To wszystko przez ekologię. Musi być lżejsze. Tak to by narzekania były że za dużo pali.
Z drugiej strony Tipo od Punto jest tylko 100 kg cięższy.
W moim aucie z 1964 roku nic nie pracuje. A nie koniecznie wgniotka byłaby po puknieciu młotkiem.
Pukajac w karoserię nowych aut słychać jak cienką to blacha (odgłos jakby pukać w puszkę po piwie).
Mam okazję oglądać auta, które parkują pod kasztanami, wszystkie mają wgnioty - jednak z dużą siłą to uderza spadając z kilkunastu metrów. Na GP mam jedną wgniotkę widoczną pod kątem w świetle slonecznym, prezent od buraka, który przyładował drzwiami w jedne z drzwi, nie pamiętam które. Na dachu, masce (lakier troszkę poobijany od kamyków) i pozostałych elementach wgniotek brak. Pod czymś, z czego coś może spadać, nie parkuje się auta :wink:
-
Dobrze to kolega leinad ujął ""jak puka się palcem to odgłos jakby pukać w puszkę po piwie,, właśnie napisałem wyżej że tak się dzieje jak nie ma żadnych wygłuszeń - kelerów przyklejonych od wewnątrz na blachę w miejsca wolne od poprzeczek, wzmocnień itp. Taki jest odgłos. Na dachu, bokach, błotnikach itd. Bo to są wolne miejsca właśnie.
-
Wiesz kwestia gdzie auto parkujesz itp. Miałem na myśli po prostu fakt że nowe auta mają cienkie blachy z wielu powodów: ekonomicznych i ekologicznych.

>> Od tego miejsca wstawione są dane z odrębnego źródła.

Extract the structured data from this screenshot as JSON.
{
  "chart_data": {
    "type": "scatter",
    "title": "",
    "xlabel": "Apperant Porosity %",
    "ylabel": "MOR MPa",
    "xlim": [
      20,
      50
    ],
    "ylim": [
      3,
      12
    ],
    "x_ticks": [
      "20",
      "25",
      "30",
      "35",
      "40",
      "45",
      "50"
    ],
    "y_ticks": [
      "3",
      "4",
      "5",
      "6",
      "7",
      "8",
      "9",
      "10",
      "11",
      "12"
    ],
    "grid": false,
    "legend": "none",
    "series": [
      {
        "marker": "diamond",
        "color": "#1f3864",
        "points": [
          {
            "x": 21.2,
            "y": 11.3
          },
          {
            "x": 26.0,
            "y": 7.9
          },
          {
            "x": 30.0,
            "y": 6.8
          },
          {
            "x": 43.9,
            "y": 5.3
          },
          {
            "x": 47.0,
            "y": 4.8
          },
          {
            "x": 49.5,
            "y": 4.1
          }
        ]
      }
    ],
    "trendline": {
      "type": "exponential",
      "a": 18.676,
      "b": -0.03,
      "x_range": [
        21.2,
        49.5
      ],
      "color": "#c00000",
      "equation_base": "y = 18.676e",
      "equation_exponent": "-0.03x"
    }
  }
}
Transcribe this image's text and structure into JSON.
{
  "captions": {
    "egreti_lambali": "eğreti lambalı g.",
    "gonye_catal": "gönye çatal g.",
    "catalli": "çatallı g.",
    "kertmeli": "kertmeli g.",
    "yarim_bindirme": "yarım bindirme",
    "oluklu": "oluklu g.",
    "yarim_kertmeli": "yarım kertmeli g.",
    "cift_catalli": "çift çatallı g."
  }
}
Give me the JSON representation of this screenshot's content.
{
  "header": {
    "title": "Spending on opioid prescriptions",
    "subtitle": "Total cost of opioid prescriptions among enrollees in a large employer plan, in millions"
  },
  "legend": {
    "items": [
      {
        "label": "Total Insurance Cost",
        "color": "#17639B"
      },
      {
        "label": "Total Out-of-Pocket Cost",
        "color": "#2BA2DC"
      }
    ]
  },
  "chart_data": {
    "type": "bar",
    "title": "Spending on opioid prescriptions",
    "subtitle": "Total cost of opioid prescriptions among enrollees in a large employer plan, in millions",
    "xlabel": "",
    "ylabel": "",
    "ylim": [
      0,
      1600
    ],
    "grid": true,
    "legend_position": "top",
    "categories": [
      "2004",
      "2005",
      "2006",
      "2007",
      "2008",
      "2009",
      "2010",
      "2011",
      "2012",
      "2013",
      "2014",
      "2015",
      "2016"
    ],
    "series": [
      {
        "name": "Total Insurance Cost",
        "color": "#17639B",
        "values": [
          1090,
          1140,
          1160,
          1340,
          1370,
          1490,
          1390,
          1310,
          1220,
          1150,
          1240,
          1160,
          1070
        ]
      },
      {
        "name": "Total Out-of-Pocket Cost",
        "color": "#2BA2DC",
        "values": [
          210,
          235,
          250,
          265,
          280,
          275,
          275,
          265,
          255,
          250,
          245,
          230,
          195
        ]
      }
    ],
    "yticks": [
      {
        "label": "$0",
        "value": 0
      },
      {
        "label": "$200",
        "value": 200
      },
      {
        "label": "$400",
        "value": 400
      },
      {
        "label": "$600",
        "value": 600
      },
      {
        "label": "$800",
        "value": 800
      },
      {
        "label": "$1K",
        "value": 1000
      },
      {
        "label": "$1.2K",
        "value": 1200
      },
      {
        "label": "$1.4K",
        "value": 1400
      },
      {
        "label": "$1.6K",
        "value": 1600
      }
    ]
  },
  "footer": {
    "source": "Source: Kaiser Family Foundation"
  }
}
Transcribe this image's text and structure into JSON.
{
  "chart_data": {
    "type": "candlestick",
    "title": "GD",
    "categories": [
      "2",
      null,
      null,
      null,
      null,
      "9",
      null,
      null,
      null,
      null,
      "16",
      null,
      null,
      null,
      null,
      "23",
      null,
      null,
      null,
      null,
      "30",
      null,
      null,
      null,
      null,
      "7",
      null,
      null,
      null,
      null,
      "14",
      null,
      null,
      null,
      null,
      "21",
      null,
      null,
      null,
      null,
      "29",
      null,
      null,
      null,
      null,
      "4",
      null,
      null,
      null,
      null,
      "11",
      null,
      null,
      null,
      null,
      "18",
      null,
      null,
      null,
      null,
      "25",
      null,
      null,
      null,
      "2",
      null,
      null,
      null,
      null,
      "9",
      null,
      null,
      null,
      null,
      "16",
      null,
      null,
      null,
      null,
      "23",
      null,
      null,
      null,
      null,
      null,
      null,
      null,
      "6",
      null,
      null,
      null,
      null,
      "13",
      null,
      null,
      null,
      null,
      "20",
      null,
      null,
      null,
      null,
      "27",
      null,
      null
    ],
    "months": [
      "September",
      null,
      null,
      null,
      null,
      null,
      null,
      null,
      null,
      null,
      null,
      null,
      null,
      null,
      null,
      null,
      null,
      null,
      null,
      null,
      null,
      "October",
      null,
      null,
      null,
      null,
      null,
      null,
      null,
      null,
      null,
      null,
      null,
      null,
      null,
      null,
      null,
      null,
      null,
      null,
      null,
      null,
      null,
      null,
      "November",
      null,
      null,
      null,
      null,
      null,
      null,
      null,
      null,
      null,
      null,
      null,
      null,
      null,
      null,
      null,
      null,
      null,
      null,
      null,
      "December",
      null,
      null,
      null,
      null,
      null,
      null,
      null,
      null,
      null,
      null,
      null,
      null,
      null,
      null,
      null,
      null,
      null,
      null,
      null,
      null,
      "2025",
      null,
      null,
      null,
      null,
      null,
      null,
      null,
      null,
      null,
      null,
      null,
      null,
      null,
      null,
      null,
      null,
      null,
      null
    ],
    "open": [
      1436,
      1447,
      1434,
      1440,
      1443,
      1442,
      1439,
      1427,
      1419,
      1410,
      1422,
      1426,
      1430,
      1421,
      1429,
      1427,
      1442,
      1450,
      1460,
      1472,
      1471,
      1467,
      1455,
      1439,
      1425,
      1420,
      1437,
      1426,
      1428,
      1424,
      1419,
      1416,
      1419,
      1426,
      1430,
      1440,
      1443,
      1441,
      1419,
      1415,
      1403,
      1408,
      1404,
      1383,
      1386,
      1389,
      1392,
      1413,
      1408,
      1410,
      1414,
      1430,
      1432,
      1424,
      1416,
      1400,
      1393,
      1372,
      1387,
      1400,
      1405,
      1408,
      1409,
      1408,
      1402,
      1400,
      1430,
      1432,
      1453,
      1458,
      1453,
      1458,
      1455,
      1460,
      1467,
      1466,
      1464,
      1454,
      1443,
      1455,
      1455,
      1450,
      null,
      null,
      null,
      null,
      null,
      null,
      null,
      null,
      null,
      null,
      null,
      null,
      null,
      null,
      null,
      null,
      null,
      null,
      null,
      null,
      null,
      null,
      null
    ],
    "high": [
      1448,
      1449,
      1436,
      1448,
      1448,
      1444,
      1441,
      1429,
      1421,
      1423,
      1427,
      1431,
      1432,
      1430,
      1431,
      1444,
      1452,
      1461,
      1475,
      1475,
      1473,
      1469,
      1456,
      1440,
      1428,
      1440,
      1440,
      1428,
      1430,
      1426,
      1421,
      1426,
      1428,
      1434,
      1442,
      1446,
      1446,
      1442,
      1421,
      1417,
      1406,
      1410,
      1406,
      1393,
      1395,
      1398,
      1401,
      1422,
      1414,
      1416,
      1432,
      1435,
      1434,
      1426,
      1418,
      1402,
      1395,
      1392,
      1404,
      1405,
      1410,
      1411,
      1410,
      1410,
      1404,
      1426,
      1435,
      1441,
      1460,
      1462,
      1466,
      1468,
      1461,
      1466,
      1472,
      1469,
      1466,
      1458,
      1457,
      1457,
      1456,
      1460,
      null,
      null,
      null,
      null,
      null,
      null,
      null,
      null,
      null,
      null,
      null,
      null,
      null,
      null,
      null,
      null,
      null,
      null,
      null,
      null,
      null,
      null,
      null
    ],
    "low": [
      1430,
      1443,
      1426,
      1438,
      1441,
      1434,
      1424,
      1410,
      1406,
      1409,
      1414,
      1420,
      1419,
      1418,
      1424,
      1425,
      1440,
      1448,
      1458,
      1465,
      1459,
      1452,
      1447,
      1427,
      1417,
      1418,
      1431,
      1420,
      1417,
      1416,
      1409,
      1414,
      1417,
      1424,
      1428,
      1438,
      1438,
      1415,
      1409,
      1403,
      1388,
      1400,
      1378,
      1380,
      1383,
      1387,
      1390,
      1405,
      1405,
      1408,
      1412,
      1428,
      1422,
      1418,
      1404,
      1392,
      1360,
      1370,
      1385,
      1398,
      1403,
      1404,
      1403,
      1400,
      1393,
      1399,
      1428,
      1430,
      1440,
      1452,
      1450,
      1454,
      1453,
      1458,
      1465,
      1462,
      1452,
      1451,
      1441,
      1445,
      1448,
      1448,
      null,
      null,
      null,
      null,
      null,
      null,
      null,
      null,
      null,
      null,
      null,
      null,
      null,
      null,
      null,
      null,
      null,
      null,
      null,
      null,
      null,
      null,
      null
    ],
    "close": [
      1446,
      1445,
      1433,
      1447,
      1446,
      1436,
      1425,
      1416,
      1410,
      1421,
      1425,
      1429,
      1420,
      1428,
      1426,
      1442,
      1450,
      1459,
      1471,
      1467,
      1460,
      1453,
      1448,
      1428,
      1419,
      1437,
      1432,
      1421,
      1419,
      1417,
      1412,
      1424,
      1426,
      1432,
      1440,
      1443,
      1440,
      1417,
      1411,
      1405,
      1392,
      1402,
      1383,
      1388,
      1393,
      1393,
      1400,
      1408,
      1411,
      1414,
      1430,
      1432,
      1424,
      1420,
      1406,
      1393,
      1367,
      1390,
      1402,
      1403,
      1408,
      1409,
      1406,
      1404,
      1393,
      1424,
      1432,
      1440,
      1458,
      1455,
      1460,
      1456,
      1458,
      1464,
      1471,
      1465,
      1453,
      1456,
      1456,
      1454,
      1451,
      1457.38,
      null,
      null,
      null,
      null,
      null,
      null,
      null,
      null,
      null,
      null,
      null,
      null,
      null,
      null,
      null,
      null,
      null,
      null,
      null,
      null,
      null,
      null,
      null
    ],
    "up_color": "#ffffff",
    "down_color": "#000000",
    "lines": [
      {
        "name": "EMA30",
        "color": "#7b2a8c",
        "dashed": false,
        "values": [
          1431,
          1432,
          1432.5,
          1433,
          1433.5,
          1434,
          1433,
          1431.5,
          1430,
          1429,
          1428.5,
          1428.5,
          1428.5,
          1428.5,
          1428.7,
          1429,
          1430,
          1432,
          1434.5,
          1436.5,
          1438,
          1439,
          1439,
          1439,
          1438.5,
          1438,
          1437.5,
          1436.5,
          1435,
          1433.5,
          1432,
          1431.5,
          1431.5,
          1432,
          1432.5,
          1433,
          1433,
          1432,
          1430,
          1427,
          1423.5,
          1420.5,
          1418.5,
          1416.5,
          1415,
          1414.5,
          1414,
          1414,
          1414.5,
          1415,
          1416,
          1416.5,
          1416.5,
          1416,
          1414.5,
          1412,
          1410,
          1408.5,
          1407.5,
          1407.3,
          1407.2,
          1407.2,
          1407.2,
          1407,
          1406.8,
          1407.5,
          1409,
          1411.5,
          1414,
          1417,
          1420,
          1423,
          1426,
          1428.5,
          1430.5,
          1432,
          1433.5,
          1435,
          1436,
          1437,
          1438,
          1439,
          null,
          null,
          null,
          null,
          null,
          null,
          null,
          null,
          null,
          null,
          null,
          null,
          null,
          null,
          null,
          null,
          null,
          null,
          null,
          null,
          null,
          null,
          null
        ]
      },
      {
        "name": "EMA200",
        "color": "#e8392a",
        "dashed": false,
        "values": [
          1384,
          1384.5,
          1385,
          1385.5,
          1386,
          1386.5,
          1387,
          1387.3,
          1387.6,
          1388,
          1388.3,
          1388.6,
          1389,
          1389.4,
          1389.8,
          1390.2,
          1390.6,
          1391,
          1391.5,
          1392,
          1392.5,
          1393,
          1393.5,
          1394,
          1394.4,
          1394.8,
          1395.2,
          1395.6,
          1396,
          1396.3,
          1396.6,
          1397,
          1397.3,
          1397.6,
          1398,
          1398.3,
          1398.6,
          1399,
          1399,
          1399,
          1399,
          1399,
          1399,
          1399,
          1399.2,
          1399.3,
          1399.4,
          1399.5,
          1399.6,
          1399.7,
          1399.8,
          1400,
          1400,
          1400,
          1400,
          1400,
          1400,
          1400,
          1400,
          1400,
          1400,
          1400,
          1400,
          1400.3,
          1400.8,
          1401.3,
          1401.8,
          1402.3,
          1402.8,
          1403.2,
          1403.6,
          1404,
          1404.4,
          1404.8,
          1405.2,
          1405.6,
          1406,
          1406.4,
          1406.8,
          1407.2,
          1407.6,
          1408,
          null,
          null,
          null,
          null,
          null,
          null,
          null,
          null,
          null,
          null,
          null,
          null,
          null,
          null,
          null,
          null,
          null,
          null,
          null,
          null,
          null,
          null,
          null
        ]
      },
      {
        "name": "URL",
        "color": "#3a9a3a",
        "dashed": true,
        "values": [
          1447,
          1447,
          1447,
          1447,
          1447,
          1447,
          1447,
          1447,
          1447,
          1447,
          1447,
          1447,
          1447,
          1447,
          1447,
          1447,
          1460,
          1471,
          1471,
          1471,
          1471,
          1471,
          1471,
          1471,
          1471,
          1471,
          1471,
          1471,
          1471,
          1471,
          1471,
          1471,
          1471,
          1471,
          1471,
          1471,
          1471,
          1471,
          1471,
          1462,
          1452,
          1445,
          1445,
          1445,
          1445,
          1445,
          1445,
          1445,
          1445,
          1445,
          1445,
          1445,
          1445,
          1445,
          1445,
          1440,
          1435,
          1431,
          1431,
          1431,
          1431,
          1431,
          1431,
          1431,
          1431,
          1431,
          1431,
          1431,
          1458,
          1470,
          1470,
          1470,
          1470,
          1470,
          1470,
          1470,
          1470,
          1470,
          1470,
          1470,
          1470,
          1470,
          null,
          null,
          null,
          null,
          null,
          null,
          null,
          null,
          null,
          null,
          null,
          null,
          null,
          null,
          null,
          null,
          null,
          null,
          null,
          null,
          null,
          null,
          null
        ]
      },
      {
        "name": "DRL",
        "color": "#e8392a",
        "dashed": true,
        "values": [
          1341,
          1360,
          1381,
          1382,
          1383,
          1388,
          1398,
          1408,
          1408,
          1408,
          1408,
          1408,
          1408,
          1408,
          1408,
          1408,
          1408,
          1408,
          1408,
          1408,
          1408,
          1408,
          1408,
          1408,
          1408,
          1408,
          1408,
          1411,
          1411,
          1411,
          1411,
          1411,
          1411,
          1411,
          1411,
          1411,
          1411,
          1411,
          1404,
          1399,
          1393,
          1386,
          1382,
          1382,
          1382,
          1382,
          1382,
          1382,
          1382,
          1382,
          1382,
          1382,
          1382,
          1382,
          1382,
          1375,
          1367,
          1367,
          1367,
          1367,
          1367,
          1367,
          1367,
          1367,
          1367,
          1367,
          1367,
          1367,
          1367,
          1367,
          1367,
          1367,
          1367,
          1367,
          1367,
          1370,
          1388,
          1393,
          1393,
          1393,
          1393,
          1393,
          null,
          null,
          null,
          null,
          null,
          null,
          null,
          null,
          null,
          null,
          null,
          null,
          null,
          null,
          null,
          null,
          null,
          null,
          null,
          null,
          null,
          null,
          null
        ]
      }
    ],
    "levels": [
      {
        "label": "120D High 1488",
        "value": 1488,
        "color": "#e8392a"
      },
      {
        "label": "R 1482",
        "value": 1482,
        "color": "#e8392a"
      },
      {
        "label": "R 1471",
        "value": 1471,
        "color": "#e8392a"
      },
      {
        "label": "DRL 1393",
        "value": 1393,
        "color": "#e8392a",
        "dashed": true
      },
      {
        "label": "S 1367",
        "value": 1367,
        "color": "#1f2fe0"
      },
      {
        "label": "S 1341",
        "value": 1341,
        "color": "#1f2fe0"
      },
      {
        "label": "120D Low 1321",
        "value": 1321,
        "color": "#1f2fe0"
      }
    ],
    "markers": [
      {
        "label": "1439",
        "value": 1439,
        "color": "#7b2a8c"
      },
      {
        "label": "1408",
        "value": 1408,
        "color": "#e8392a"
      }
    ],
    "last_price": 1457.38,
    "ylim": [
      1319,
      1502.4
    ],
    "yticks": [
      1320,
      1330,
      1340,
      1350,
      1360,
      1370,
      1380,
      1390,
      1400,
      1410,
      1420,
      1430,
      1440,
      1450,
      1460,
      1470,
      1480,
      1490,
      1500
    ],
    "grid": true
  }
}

Zieloni komuniści (ekolodzy) to im należy za to dziękować.
(Automat) Autor dopisał treść. Post został scalony.
Cytat:
Napisał
Leszek_70
Dobrze to kolega leinad ujął ""jak puka się palcem to odgłos jakby pukać w puszkę po piwie,, właśnie napisałem wyżej że tak się dzieje jak nie ma żadnych wygłuszeń - kelerów przyklejonych od wewnątrz na blachę w miejsca wolne od poprzeczek, wzmocnień itp. Taki jest odgłos. Na dachu, bokach, błotnikach itd. Bo to są wolne miejsca właśnie.
Miałem raczej na myśli fakt że słychać jak cienka jest ta blacha. Wygłuszenia sa jakieś poprzyklejane. Zajrzyj np. przez otwór inspekcyjny do bezpieczników w bagażniku (po lewej stronie). Jest tam do karoserii przyklejona jakaś mata.
-
No to ta mata fabrycznie nazywa się kelerem. Co do blach to masz też rację jak najbardziej każdy producent szuka oszczędności i to są ich efekty. Oszczędzają nie tylko na blachach ale i na podkładach lakierniczych, lakierze i wielu innych dodatkach w środku także. Wiem to z doświadczenia i z tego co człowiek widzi w pracy dziennie.Jakie oszczędności zostały poczynione co do wcześniejszych lat.